Felizmente, Srªs e Srs. Senadores, a sociedade brasileira, aos poucos, começa não apenas a discutir a questão, mas também a propor soluções. O Ministro Raul Jungmann, em sua cruzada contra o latifúndio, não se rebela com o tamanho da posse, mas com sua improdutividade. Assim é que, há dias, endossou a necessidade de proteção da propriedade, ressalvando:

      "Mas não se pode aceitar que ela não cumpra sua função social." 

Jungmann defendeu a modificação do ITR - Imposto Territorial Rural - de forma a taxar com maior rigor a propriedade improdutiva, ao ponto de torná-la proibitiva.

Outras medidas que podem acelerar a modificação da estrutura agrária são a descentralização das reformas e a participação da iniciativa privada.
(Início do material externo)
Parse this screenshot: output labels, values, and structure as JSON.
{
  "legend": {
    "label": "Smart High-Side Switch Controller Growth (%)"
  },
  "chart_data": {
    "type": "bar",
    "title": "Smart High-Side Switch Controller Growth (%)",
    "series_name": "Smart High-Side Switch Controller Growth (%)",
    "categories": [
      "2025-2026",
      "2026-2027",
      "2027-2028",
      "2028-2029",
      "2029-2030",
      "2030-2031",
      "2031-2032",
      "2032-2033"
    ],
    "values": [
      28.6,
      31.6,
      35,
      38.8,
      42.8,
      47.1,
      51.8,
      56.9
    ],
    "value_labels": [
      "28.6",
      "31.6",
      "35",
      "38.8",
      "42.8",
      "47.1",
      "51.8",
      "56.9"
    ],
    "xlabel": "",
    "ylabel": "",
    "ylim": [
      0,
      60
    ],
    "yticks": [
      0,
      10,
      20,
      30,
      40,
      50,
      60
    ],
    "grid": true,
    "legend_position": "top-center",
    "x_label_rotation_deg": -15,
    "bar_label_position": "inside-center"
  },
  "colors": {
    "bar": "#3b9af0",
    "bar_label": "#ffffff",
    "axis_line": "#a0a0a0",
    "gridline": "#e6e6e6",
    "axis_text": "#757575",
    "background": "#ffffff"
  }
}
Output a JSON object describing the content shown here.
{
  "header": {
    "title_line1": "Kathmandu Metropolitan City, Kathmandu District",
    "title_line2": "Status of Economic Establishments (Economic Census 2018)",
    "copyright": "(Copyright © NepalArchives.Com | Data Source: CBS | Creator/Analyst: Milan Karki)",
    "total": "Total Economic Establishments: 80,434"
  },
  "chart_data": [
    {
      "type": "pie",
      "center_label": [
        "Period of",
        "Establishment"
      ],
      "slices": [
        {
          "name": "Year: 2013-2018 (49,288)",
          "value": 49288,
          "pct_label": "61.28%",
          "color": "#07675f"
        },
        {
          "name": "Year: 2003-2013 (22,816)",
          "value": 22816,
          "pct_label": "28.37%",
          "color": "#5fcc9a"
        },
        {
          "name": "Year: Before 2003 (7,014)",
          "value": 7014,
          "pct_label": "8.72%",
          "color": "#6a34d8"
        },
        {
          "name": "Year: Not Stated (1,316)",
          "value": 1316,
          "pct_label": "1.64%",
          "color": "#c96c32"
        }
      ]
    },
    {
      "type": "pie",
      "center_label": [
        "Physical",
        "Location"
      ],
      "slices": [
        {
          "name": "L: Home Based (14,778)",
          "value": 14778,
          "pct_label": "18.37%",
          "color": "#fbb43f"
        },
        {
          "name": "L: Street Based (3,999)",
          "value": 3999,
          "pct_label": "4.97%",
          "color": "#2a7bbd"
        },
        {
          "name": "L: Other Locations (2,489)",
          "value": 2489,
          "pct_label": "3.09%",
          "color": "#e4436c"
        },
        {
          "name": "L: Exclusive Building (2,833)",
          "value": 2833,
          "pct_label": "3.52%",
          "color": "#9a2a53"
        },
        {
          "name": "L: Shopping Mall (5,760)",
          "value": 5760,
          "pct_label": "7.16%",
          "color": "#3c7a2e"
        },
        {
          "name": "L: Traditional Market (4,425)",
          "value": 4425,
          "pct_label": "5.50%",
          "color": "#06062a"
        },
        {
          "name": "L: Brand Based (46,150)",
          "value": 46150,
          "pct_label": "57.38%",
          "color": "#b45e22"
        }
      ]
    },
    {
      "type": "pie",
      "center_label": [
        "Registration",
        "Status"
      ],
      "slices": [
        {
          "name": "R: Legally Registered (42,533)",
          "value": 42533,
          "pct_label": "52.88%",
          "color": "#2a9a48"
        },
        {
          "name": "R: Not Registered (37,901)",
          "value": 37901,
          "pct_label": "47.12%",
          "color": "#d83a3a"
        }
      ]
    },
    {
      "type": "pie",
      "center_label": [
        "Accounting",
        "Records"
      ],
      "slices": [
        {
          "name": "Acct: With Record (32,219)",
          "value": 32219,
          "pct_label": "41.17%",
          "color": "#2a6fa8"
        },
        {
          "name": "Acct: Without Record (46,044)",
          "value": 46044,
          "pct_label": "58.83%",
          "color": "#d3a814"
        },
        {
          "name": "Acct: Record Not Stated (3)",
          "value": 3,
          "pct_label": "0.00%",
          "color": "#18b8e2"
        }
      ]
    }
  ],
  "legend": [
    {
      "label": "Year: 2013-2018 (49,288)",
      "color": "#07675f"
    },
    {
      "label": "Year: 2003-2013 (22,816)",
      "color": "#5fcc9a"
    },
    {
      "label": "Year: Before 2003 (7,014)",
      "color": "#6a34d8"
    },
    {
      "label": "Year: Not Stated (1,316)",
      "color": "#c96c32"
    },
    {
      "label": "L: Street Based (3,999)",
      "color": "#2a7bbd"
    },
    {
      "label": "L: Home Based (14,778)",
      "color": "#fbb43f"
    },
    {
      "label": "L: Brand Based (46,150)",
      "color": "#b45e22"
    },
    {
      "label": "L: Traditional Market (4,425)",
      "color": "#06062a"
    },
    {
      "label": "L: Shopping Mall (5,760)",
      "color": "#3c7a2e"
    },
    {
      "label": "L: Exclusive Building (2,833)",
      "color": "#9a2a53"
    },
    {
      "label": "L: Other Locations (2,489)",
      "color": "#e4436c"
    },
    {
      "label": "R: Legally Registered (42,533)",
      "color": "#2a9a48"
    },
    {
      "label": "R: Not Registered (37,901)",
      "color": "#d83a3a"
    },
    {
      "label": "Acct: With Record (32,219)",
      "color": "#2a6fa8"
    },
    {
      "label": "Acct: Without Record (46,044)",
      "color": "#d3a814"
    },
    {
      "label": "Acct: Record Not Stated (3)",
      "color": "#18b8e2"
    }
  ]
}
O método tradicional de desapropriação e assentamento tem-se revelado extremamente desgastante e oneroso para o poder público, como alertou, recentemente, o Juiz Antônio de Pádua Nogueira, do Primeiro Tribunal de Alçada Civil do Estado de São Paulo.

Entende o magistrado que a iniciativa privada voluntária deve ser incentivada.
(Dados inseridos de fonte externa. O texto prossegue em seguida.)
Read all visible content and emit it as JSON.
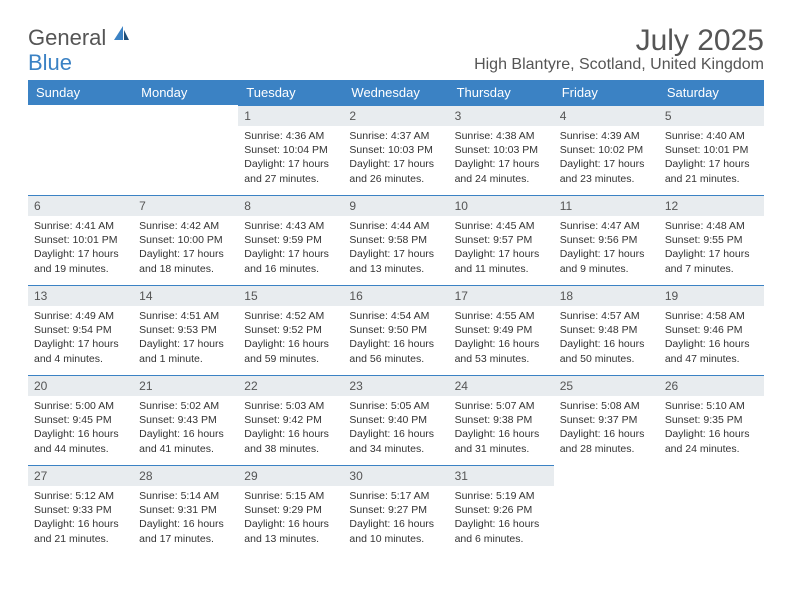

      "...mediante a partilha das grandes glebas, de modo a viabilizar sua aquisição pelos sem-terra, observado o livre mercado e sem o condenável e oneroso paternalismo governamental.
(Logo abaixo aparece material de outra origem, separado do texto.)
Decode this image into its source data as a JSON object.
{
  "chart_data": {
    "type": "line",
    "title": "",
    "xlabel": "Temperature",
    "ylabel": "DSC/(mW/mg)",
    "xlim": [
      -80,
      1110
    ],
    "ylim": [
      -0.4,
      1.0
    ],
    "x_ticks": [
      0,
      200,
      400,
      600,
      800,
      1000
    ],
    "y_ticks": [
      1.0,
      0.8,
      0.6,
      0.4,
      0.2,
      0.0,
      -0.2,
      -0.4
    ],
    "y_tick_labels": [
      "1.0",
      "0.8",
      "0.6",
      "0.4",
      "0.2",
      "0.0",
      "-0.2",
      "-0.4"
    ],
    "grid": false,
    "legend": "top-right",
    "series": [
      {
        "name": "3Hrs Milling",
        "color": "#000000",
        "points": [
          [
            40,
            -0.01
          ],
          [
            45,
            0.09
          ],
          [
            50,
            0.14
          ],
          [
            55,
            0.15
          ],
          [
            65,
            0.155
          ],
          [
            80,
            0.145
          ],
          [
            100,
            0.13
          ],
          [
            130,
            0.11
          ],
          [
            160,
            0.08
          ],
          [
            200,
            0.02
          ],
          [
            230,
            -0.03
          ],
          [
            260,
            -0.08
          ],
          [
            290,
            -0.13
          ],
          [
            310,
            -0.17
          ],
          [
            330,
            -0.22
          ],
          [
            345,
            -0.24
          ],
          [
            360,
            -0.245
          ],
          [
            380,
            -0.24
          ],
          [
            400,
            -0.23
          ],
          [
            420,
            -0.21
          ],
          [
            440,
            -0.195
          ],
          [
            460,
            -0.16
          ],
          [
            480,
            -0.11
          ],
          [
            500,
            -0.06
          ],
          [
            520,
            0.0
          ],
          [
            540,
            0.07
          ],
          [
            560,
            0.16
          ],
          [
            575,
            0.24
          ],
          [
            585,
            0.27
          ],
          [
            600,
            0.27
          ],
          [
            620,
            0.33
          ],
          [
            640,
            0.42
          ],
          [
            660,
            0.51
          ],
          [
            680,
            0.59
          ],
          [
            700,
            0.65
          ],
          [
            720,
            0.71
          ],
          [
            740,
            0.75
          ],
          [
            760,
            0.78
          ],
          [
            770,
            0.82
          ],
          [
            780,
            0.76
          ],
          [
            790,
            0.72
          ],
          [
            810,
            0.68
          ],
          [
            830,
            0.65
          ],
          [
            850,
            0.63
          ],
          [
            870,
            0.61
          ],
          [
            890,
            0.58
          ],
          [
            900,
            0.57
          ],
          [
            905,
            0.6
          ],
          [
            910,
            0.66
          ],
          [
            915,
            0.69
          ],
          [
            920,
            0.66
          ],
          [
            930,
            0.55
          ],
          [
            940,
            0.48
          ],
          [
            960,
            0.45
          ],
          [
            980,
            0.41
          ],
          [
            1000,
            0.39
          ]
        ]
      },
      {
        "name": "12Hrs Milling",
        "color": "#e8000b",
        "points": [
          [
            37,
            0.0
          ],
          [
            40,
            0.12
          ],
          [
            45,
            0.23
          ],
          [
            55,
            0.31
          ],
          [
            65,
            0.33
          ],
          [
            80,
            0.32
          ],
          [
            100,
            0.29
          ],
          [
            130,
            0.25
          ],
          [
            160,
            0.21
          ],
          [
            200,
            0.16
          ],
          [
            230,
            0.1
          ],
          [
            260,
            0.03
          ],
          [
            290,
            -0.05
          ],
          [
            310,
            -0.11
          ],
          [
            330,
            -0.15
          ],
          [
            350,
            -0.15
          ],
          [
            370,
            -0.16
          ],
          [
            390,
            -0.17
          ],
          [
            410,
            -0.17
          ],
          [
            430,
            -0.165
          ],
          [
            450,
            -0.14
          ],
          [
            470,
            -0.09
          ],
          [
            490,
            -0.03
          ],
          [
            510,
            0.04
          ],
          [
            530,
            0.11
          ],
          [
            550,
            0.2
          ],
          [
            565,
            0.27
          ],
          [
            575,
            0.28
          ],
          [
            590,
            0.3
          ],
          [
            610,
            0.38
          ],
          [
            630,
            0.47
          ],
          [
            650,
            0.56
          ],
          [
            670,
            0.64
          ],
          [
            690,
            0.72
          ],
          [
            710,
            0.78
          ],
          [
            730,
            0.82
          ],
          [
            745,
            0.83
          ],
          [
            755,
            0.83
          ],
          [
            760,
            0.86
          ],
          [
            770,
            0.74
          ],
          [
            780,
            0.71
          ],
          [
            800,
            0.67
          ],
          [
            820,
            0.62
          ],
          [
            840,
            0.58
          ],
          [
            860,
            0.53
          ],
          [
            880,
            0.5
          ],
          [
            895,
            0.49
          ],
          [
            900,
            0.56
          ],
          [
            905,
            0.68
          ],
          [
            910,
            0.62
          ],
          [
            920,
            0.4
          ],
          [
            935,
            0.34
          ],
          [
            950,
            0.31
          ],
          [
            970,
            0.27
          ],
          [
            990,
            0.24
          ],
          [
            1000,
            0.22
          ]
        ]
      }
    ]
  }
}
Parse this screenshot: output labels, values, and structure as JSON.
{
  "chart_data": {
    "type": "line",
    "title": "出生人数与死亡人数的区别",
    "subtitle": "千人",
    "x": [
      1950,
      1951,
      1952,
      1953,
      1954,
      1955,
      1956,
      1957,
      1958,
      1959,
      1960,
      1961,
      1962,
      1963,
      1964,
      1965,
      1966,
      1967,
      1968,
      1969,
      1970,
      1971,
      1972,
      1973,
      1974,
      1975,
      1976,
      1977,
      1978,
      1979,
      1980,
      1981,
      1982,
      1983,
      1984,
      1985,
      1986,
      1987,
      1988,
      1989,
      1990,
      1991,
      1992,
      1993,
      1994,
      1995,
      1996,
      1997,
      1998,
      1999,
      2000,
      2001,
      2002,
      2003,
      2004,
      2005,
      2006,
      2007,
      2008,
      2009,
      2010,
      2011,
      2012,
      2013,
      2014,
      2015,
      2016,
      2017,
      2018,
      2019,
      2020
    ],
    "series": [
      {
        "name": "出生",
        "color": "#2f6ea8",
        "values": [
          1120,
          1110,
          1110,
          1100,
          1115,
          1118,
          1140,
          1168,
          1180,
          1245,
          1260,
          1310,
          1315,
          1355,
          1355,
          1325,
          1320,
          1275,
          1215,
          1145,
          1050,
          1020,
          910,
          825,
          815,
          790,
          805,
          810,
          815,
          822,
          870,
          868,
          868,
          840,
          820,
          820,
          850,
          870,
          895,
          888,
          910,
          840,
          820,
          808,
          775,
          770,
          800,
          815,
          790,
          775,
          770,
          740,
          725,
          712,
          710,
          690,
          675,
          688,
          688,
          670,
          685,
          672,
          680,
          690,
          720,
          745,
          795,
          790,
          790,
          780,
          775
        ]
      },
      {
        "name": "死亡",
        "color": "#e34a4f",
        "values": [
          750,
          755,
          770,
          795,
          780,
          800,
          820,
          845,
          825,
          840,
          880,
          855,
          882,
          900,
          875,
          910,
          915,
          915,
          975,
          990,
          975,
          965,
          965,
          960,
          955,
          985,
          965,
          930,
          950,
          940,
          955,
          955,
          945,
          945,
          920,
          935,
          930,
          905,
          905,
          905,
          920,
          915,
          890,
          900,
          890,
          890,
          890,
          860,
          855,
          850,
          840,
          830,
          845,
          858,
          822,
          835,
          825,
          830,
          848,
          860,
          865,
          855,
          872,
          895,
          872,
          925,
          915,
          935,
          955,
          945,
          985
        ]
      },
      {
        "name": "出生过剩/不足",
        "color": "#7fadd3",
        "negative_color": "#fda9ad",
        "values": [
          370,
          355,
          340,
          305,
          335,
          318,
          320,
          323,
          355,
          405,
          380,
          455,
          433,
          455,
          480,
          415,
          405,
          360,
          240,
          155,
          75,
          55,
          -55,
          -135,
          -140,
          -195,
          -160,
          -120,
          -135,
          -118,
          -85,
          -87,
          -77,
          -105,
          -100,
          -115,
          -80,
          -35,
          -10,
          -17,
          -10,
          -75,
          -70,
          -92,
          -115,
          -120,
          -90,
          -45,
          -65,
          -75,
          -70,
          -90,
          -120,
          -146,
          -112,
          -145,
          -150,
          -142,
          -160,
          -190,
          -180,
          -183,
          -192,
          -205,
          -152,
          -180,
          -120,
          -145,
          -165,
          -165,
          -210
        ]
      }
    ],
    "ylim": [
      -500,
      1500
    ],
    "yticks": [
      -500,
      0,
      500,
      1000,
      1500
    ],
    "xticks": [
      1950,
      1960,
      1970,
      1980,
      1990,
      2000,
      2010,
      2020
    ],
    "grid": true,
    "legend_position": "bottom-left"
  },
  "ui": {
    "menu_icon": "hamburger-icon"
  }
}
      Para o incentivo à implantação desses loteamentos rurais - observa o Juiz -, torna-se indispensável a valorização do remanescente das glebas, o que também se refletirá no valor dos próprios lotes adquiridos pelos pequenos agricultores".

A iniciativa, lembra, já deu bons resultados no oeste e noroeste de São Paulo, e também no norte do Paraná.

São igualmente alvissareiras as decisões do Exército Brasileiro e da Igreja Católica, que estão promovendo levantamento de suas propriedades com o intuito de doar terras para a reforma agrária. Tais medidas demonstram que, inobstante o interesse do Palácio do Planalto em solucionar a crise no campo, não há necessidade de "cruzar os braços" à espera de providências superiores.

É o que vem acontecendo com os Estados e Municípios brasileiros. No Distrito Federal, a Secretaria da Agricultura, com o apoio do INCRA, já assentou 150 famílias em terras que recebera como pagamento de dívidas. No Mato Grosso, a reforma vem ocorrendo após inédito acordo celebrado entre o Governo Estadual, o INCRA, o Movimento dos Sem-Terra e a Federação dos Trabalhadores na Agricultura.

Essas iniciativas, Srªs e Srs. Senadores, demonstram que a reforma agrária pode ser mais fácil e menos onerosa do que se imagina, especialmente se tratarmos da questão com o espírito desarmado e usando criatividade. Assim, ao reiterar a necessidade de uma providência urgente, que ponha fim aos sangrentos conflitos no campo, sugiro às autoridades federais que, inspiradas no exemplo de segmentos os mais diversos da sociedade brasileira, apressem a reforma da estrutura fundiária, propiciando às famílias dos trabalhadores rurais uma condição de integral cidadania.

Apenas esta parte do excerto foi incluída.